12:53 PM
Standard & Poor’s Backtester Adds Portfolio Attribution Analysis to Decipher Strategic Market Exposure
Standard & Poor's Compustat is releasing Version 1.9 of Standard & Poor's Backtester, its premier tool for quantitative research and portfolio strategy development. The new version features robust portfolio attribution, enhanced reporting and additional rules-setting capabilities.

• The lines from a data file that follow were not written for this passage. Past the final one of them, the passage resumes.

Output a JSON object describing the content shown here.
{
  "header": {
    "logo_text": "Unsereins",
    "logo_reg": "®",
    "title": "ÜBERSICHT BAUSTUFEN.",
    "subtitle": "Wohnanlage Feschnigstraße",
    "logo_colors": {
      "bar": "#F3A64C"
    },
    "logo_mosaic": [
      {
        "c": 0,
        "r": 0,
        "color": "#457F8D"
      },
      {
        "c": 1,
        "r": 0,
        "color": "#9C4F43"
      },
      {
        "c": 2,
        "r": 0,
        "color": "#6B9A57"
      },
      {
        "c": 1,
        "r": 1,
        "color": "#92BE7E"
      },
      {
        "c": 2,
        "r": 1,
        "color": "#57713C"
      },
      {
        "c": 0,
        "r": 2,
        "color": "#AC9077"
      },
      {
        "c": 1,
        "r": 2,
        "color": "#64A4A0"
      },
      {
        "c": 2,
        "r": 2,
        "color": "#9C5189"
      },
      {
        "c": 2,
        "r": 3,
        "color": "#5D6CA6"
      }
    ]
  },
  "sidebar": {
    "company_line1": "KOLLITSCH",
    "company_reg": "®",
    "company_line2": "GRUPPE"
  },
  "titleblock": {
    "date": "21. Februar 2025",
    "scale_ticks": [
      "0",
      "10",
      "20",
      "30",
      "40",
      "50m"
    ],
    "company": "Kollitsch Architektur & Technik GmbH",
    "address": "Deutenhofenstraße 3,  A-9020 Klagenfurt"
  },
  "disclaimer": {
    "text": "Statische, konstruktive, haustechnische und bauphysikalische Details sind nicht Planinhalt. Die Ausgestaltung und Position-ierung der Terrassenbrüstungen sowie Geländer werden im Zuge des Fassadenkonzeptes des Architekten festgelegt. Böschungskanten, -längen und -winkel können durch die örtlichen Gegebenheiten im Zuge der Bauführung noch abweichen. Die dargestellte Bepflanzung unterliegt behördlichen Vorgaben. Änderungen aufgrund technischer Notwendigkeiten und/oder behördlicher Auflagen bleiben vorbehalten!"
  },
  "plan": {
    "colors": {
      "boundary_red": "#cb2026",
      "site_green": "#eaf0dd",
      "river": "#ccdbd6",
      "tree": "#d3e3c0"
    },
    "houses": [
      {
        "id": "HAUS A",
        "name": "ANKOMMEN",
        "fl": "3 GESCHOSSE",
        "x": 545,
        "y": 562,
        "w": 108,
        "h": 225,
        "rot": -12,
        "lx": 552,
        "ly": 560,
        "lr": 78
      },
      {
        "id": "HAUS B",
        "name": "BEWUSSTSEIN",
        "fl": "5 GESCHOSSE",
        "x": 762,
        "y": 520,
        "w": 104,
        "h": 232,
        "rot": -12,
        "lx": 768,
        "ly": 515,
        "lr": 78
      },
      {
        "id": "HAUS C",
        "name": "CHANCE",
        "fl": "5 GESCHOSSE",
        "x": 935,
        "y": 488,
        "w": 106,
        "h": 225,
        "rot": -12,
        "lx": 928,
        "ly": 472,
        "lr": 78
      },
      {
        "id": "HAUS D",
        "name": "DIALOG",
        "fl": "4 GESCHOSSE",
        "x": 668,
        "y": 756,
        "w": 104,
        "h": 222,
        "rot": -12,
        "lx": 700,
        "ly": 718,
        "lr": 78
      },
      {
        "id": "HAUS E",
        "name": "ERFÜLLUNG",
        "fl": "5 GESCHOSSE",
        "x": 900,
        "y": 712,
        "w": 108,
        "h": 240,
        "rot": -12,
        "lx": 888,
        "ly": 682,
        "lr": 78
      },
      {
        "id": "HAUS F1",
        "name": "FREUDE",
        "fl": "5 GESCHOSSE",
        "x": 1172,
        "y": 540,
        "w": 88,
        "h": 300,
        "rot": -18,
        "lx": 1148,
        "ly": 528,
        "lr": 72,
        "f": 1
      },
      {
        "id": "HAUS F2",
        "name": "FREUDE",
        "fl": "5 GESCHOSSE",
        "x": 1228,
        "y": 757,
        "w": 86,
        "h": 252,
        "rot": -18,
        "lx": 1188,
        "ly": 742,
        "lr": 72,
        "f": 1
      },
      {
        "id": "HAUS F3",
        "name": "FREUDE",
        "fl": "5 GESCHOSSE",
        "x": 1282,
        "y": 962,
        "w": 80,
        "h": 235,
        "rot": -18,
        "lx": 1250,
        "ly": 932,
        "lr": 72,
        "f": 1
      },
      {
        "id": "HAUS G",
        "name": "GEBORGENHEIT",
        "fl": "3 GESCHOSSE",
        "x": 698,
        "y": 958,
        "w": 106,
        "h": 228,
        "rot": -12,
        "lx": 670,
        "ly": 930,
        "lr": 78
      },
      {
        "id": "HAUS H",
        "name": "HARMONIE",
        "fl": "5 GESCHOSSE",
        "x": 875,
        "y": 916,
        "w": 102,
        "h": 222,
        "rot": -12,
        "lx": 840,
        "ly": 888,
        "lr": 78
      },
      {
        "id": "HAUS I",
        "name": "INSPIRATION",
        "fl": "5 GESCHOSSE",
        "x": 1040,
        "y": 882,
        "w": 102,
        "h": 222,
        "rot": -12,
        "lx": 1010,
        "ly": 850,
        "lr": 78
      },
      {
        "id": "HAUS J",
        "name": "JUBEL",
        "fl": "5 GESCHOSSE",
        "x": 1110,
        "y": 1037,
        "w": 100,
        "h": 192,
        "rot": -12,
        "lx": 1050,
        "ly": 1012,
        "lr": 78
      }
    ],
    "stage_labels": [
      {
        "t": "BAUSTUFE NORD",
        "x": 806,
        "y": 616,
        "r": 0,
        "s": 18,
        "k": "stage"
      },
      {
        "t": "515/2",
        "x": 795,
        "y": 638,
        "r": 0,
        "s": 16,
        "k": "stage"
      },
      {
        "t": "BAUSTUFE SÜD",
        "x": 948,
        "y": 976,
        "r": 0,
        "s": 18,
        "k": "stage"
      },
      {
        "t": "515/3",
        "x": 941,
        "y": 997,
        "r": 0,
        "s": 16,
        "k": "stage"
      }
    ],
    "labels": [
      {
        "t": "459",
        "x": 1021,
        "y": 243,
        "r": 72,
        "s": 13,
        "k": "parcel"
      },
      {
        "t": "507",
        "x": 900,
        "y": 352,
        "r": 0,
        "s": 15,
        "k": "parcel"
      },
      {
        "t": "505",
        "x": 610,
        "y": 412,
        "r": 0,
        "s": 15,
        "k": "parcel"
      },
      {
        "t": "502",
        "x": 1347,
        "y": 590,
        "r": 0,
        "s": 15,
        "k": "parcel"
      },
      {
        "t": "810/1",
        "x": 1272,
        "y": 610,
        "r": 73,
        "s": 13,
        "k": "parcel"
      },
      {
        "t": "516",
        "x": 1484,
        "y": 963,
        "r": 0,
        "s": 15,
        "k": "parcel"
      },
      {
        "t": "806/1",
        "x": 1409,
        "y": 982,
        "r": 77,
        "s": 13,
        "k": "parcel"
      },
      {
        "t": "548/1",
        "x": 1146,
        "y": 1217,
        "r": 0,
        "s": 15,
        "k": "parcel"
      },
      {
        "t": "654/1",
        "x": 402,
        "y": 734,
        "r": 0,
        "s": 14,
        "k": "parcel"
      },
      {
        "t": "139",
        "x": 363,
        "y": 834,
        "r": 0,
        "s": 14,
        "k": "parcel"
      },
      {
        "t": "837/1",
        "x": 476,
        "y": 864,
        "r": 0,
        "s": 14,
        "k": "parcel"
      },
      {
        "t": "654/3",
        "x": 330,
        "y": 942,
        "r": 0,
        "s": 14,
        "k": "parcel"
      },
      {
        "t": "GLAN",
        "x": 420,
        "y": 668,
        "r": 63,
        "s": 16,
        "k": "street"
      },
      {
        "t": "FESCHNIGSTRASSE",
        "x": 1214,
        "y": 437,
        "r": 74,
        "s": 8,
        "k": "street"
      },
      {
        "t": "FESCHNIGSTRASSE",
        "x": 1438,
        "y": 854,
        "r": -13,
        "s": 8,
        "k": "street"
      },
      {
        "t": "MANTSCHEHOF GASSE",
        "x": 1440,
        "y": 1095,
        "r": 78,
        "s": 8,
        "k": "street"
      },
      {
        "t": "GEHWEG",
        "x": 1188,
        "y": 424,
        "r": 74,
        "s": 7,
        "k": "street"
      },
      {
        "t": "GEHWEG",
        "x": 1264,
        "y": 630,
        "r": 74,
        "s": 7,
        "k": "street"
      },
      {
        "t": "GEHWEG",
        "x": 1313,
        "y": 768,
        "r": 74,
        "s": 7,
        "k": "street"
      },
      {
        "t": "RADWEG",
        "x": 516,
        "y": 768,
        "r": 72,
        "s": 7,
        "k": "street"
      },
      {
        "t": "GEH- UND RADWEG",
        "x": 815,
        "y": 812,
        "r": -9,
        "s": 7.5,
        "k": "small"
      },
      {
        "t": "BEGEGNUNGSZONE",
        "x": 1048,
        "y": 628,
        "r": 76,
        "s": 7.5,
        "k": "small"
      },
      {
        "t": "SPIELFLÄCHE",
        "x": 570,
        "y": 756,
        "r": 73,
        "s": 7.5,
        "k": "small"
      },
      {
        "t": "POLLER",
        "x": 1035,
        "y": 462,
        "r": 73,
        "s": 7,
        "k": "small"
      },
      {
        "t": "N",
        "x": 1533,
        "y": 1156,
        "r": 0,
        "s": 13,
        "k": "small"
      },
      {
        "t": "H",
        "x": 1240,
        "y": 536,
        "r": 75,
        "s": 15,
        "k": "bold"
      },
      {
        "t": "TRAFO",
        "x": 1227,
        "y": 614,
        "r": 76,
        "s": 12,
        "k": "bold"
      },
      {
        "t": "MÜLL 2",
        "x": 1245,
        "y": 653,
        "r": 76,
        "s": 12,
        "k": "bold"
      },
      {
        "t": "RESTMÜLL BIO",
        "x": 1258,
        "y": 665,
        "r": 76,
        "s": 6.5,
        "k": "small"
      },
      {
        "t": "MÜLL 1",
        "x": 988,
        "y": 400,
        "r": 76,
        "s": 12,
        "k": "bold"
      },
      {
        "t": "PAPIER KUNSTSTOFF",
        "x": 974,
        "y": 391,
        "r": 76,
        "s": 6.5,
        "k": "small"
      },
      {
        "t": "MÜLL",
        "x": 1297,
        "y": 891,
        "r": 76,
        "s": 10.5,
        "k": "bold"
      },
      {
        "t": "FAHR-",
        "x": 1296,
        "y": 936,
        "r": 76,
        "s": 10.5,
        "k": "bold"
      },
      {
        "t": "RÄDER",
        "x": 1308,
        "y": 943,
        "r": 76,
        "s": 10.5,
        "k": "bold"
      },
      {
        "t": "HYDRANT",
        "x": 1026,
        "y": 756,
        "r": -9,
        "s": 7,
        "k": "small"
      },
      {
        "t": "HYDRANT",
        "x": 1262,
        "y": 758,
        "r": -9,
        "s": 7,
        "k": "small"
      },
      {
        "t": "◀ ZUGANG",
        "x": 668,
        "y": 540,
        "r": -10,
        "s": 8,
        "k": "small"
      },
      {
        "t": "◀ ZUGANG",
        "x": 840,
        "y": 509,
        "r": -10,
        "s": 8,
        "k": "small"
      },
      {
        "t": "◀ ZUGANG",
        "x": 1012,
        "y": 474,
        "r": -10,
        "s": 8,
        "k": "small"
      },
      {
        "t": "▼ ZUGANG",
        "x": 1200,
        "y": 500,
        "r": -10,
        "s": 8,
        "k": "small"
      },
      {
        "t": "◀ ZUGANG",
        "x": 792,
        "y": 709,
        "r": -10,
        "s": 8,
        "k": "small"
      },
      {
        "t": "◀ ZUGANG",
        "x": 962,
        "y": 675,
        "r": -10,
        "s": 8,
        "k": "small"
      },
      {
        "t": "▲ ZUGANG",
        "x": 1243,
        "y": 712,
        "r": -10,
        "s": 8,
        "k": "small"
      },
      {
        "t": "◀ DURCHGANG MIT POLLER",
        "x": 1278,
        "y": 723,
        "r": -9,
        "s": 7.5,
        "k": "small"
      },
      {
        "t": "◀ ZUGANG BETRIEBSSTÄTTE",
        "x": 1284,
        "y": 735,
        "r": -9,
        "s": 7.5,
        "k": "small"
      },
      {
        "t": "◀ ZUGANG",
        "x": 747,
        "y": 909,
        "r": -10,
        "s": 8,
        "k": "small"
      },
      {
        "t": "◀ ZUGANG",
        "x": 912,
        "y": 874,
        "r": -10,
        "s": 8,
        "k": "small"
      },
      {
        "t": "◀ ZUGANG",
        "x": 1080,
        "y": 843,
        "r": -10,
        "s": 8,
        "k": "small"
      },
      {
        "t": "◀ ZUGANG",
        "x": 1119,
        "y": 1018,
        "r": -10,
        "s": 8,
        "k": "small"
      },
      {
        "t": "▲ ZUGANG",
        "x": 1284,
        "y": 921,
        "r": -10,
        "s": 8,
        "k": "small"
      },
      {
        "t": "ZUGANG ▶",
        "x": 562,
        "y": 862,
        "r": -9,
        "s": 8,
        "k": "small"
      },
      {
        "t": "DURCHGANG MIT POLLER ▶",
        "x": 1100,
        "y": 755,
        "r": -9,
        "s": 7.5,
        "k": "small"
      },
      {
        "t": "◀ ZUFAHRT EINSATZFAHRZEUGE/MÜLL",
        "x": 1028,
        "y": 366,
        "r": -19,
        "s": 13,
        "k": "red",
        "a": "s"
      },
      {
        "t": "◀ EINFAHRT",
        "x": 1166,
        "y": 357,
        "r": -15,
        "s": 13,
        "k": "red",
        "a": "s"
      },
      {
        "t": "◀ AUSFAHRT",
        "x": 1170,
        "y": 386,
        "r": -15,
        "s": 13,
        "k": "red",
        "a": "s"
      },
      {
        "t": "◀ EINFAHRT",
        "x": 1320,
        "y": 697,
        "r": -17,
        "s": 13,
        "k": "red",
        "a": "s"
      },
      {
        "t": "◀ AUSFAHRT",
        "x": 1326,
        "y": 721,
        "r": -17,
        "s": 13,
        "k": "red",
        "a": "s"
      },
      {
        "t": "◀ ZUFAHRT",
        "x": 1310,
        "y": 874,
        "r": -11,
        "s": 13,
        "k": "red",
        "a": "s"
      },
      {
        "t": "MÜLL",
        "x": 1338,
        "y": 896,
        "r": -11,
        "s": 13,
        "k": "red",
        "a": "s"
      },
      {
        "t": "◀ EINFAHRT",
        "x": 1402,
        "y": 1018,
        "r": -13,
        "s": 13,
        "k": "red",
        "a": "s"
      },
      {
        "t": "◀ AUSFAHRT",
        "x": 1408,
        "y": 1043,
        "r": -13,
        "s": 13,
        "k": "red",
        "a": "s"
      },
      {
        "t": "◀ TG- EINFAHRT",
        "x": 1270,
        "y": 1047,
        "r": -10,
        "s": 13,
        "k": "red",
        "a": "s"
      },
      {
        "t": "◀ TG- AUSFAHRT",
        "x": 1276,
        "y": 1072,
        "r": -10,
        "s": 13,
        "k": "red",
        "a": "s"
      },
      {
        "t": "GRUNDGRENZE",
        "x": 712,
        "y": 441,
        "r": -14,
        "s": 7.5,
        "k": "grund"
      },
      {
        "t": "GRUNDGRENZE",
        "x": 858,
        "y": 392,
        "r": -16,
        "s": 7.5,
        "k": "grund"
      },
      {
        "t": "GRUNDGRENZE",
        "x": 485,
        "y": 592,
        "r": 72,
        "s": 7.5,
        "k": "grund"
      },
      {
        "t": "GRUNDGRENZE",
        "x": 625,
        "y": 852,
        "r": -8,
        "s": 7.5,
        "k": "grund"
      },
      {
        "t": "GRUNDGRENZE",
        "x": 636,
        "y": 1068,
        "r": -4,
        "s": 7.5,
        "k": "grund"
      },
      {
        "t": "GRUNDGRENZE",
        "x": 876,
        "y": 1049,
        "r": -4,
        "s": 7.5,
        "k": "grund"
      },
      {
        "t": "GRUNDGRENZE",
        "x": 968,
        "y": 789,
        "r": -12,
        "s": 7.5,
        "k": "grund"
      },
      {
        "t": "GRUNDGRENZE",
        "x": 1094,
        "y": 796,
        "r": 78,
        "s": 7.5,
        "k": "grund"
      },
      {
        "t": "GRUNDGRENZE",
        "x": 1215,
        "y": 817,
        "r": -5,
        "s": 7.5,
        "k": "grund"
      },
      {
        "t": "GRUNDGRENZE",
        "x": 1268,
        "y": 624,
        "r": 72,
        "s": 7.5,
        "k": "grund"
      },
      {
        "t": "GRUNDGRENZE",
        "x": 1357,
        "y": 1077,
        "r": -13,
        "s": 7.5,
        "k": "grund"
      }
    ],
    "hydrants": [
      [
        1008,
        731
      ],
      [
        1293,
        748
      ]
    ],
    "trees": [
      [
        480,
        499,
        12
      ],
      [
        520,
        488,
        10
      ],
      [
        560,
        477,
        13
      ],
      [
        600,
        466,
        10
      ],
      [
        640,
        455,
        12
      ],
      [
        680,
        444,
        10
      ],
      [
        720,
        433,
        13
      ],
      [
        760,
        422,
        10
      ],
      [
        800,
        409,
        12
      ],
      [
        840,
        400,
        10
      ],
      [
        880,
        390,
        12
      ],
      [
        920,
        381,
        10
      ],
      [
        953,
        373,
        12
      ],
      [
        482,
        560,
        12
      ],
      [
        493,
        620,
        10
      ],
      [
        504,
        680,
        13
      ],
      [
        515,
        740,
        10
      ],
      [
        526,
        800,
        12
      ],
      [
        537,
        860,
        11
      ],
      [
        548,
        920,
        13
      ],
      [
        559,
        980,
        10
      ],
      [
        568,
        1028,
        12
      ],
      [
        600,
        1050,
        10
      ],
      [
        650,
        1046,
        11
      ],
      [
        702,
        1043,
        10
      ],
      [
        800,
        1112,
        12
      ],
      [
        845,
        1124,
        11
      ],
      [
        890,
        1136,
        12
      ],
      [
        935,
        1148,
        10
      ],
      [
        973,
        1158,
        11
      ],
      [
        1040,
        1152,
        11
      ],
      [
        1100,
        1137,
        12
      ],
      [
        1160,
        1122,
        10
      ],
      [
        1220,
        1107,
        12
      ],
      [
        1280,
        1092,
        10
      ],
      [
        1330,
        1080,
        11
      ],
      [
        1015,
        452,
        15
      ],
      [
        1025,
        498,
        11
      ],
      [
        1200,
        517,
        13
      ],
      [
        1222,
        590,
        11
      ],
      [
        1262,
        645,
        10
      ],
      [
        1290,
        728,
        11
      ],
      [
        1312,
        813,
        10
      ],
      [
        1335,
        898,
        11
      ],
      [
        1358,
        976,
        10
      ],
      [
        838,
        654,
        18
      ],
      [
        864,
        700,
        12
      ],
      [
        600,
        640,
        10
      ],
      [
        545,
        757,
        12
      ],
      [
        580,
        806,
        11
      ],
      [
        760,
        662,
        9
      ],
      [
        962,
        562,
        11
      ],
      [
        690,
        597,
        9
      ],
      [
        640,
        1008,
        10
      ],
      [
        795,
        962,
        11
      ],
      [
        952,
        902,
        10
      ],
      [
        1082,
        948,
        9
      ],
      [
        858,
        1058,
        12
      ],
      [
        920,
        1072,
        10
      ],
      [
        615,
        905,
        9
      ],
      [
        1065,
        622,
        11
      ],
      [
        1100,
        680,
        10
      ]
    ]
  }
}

Standard & Poor's Backtester now allows analysts to better identify where alpha is being added to a portfolio by enabling them to drill down to the factors that make up their portfolio and decipher which are responsible for the portfolio's returns.
According to JP Tremblay, sr. director of product development for Compustat, the newest version's enhancements, not only enable investors and portfolio managers to assess whether a portfolio beats a benchmark, but also lets them assess the source of the relative return, allocation or superior stock selection. "Backtester enhancements provide additional transparency into understanding your strategy's market exposure before implementation, thus avoiding costly pitfalls," said Tremblay in the press release. "It opens the door for quantitative investors, portfolio managers and researchers who are not part of a large firm to have both the portfolio allocation and attribution analysis in one affordable platform," he said.
Tremblay further explained that the product's capabilities are unique because it integrates the portfolio constituent selection and performance analysis relative to a benchmark within an agile environment that maximizes the power of the Compustat database. "Accomplishing the same task with a competitive product is more labor-intensive and far less cost-efficient," Tremblay said. According to Standard & Poor's Compustat, the enhancements make the most of the robust functionality of portfolio analysis while capitalizing on the quality of the Compustat databases. "It fosters the strongest environment for selecting both the best securities and constructing the best portfolios," Tremblay added.